First of all, the random number generator does not have only one seed. It takes the output from the 2048-bit hash and divides it into sixty-four individual 32-bit seeds. This is more secure than any other purely mathematical pseudorandom number generator that there is right now. What you said about the time and mic is called entropy seeding. The problem with entropy seeding is that is can almost never be repeated. Unless you decrypt at the exact same time on the exact same computer with the exact same system status, you will not get back your original message even with the right key. Entropy seeding is useless in cryptographic applications.

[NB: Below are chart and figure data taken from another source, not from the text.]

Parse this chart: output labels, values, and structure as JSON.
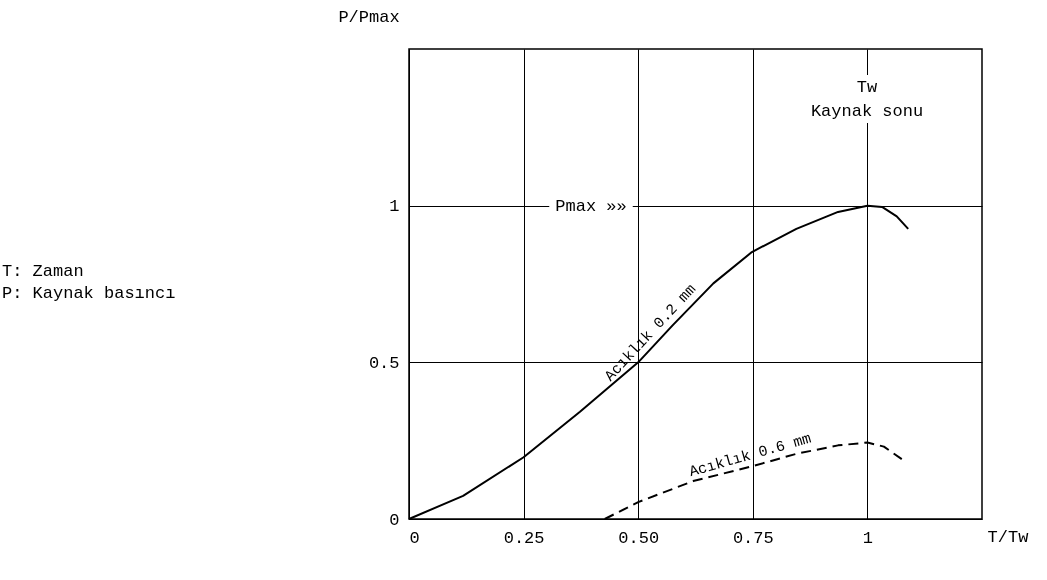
{
  "chart_data": {
    "type": "line",
    "ylabel": "P/Pmax",
    "xlabel": "T/Tw",
    "xlim": [
      0,
      1.25
    ],
    "ylim": [
      0,
      1.5
    ],
    "xticks": [
      0,
      0.25,
      {
        "value": 0.5,
        "label": "0.50"
      },
      0.75,
      1
    ],
    "yticks": [
      0,
      0.5,
      1
    ],
    "grid": true,
    "marker": "none",
    "series": [
      {
        "name": "Acıklık 0.2 mm",
        "color": "#000000",
        "line_style": "solid",
        "x": [
          0,
          0.118,
          0.25,
          0.373,
          0.5,
          0.575,
          0.664,
          0.748,
          0.845,
          0.936,
          1.0,
          1.032,
          1.064,
          1.089
        ],
        "values": [
          0,
          0.074,
          0.197,
          0.342,
          0.5,
          0.618,
          0.752,
          0.852,
          0.926,
          0.98,
          1.0,
          0.996,
          0.966,
          0.926
        ]
      },
      {
        "name": "Acıklık 0.6 mm",
        "color": "#000000",
        "line_style": "dashed",
        "x": [
          0.427,
          0.5,
          0.62,
          0.748,
          0.845,
          0.936,
          1.0,
          1.036,
          1.075
        ],
        "values": [
          0,
          0.054,
          0.121,
          0.168,
          0.208,
          0.235,
          0.244,
          0.231,
          0.191
        ]
      }
    ],
    "annotations": [
      "T: Zaman",
      "P: Kaynak basıncı",
      "Pmax »»",
      "Tw\nKaynak sonu"
    ]
  }
}
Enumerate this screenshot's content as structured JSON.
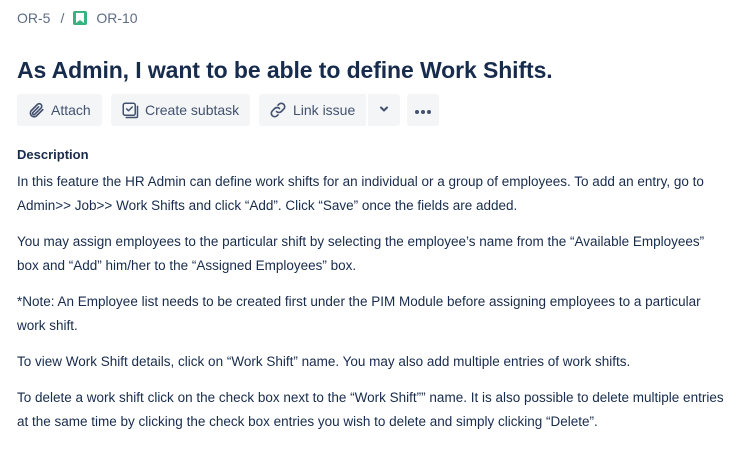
{
  "breadcrumb": {
    "parent": "OR-5",
    "separator": "/",
    "current": "OR-10",
    "current_icon": "story-bookmark-icon"
  },
  "issue": {
    "title": "As Admin, I want to be able to define Work Shifts."
  },
  "toolbar": {
    "attach_label": "Attach",
    "create_subtask_label": "Create subtask",
    "link_issue_label": "Link issue"
  },
  "description": {
    "heading": "Description",
    "paragraphs": [
      "In this feature the HR Admin can define work shifts for an individual or a group of employees. To add an entry, go to Admin>> Job>> Work Shifts and click “Add”. Click “Save” once the fields are added.",
      "You may assign employees to the particular shift by selecting the employee’s name from the “Available Employees” box and “Add” him/her to the “Assigned Employees” box.",
      "*Note: An Employee list needs to be created first under the PIM Module before assigning employees to a particular work shift.",
      "To view Work Shift details, click on “Work Shift” name. You may also add multiple entries of work shifts.",
      "To delete a work shift click on the check box next to the “Work Shift”” name. It is also possible to delete multiple entries at the same time by clicking the check box entries you wish to delete and simply clicking “Delete”."
    ]
  },
  "colors": {
    "text": "#172b4d",
    "subtle": "#5e6c84",
    "button_bg": "#f4f5f7",
    "button_text": "#42526e",
    "story_green": "#36b37e"
  }
}
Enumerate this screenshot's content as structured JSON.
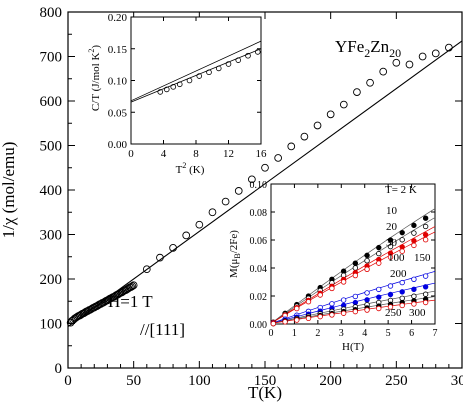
{
  "chart_data": [
    {
      "id": "main",
      "type": "scatter",
      "xlabel": "T(K)",
      "ylabel": "1/χ (mol/emu)",
      "xlim": [
        0,
        300
      ],
      "ylim": [
        0,
        800
      ],
      "xticks": [
        0,
        50,
        100,
        150,
        200,
        250,
        300
      ],
      "yticks": [
        0,
        100,
        200,
        300,
        400,
        500,
        600,
        700,
        800
      ],
      "annotations": {
        "compound": "YFe",
        "compound_sub1": "2",
        "compound_mid": "Zn",
        "compound_sub2": "20",
        "field": "H=1 T",
        "direction": "//[111]"
      },
      "series": [
        {
          "kind": "points",
          "marker": "open-circle",
          "x": [
            2,
            3,
            4,
            5,
            6,
            7,
            8,
            9,
            10,
            11,
            12,
            13,
            14,
            15,
            16,
            17,
            18,
            19,
            20,
            21,
            22,
            23,
            24,
            25,
            26,
            27,
            28,
            29,
            30,
            31,
            32,
            33,
            34,
            35,
            36,
            37,
            38,
            39,
            40,
            41,
            42,
            43,
            44,
            45,
            46,
            47,
            48,
            49,
            50,
            60,
            70,
            80,
            90,
            100,
            110,
            120,
            130,
            140,
            150,
            160,
            170,
            180,
            190,
            200,
            210,
            220,
            230,
            240,
            250,
            260,
            270,
            280,
            290
          ],
          "y": [
            102,
            106,
            108,
            111,
            113,
            115,
            117,
            118,
            120,
            122,
            123,
            125,
            127,
            128,
            130,
            131,
            133,
            135,
            136,
            138,
            139,
            141,
            143,
            144,
            146,
            147,
            149,
            151,
            152,
            154,
            156,
            157,
            159,
            160,
            162,
            164,
            165,
            167,
            169,
            170,
            172,
            174,
            175,
            177,
            179,
            181,
            182,
            184,
            186,
            222,
            248,
            270,
            298,
            322,
            350,
            374,
            398,
            424,
            450,
            472,
            498,
            520,
            545,
            570,
            592,
            620,
            641,
            666,
            686,
            682,
            700,
            707,
            720
          ]
        },
        {
          "kind": "line",
          "x": [
            0,
            300
          ],
          "y": [
            93,
            735
          ]
        }
      ]
    },
    {
      "id": "inset_heat_capacity",
      "type": "scatter",
      "xlabel": "T",
      "xlabel_sup": "2",
      "xlabel_unit": " (K)",
      "ylabel": "C/T (J/mol K",
      "ylabel_sup": "2",
      "ylabel_end": ")",
      "xlim": [
        0,
        16
      ],
      "ylim": [
        0,
        0.2
      ],
      "xticks": [
        0,
        4,
        8,
        12,
        16
      ],
      "yticks": [
        0,
        0.05,
        0.1,
        0.15,
        0.2
      ],
      "ytick_labels": [
        "0.00",
        "0.05",
        "0.10",
        "0.15",
        "0.20"
      ],
      "series": [
        {
          "kind": "points",
          "marker": "open-circle",
          "x": [
            3.6,
            4.4,
            5.2,
            6.0,
            7.2,
            8.4,
            9.6,
            10.8,
            12.0,
            13.2,
            14.4,
            15.6
          ],
          "y": [
            0.082,
            0.086,
            0.09,
            0.094,
            0.1,
            0.107,
            0.113,
            0.119,
            0.126,
            0.132,
            0.139,
            0.145
          ]
        },
        {
          "kind": "line",
          "x": [
            0,
            16
          ],
          "y": [
            0.066,
            0.15
          ]
        },
        {
          "kind": "line",
          "x": [
            0,
            16
          ],
          "y": [
            0.068,
            0.162
          ]
        }
      ]
    },
    {
      "id": "inset_magnetization",
      "type": "scatter",
      "xlabel": "H(T)",
      "ylabel": "M(μ",
      "ylabel_sub": "B",
      "ylabel_end": "/2Fe)",
      "xlim": [
        0,
        7
      ],
      "ylim": [
        0,
        0.1
      ],
      "xticks": [
        0,
        1,
        2,
        3,
        4,
        5,
        6,
        7
      ],
      "yticks": [
        0,
        0.02,
        0.04,
        0.06,
        0.08,
        0.1
      ],
      "ytick_labels": [
        "0.00",
        "0.02",
        "0.04",
        "0.06",
        "0.08",
        "0.10"
      ],
      "temperature_labels": {
        "t2": "T= 2 K",
        "t10": "10",
        "t20": "20",
        "t30": "30",
        "t100": "100",
        "t150": "150",
        "t200": "200",
        "t250": "250",
        "t300": "300"
      },
      "series": [
        {
          "T": 2,
          "color": "#000000",
          "marker": "filled-circle",
          "slope": 0.0128
        },
        {
          "T": 10,
          "color": "#000000",
          "marker": "open-circle",
          "slope": 0.0118
        },
        {
          "T": 20,
          "color": "#e00000",
          "marker": "filled-circle",
          "slope": 0.0108
        },
        {
          "T": 30,
          "color": "#e00000",
          "marker": "open-circle",
          "slope": 0.0102
        },
        {
          "T": 100,
          "color": "#0000e0",
          "marker": "open-circle",
          "slope": 0.0058
        },
        {
          "T": 150,
          "color": "#0000e0",
          "marker": "filled-circle",
          "slope": 0.0045
        },
        {
          "T": 200,
          "color": "#000000",
          "marker": "open-circle",
          "slope": 0.0036
        },
        {
          "T": 250,
          "color": "#000000",
          "marker": "filled-circle",
          "slope": 0.003
        },
        {
          "T": 300,
          "color": "#e00000",
          "marker": "open-circle",
          "slope": 0.0026
        }
      ]
    }
  ]
}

Second, the hash algorithm is completely necessary. If you merely convert a password to ASCII numbers and use that as the seed, then the message can be cracked much more easily. Most people will not enter a password more than 32 bits in length. But if a small password goes through a 2048-bit hash, it comes out as a 2048-bit string of data. If this is converted to many small seeds for a random number generator, it will always be more secure than a single small seed. The hash's purpose is to increase (or decrease if necessary) the size of the password to make it more secure for random number generator seeding. If you use a single password as the seed then the cryptanalyst doesn't have to try nearly as many keys. For a single 64-bit password, there are 2^64 number of possible keys; but for sixty-four 32-bit seeds, there are (2^32)^64. With that many keys, it would take extremely long to check each one. Longer than RSA, AES, 3DES, Blowfish, or anything else. That's the reason that this method could be used for other things than just my subtraction thing.
So, to answer Souleman's comment, the hash is to produce multiple seeds from a single password and there are sixty-four seeds, not one.
Also, what LogOff said sounds like a onetime pad. They are indeed unbreakable but like you said key distribution gets annoying. That's actually why I originally came up with the random number gnereator idea; you could use it with modulated output to produce keys for a onetime pad.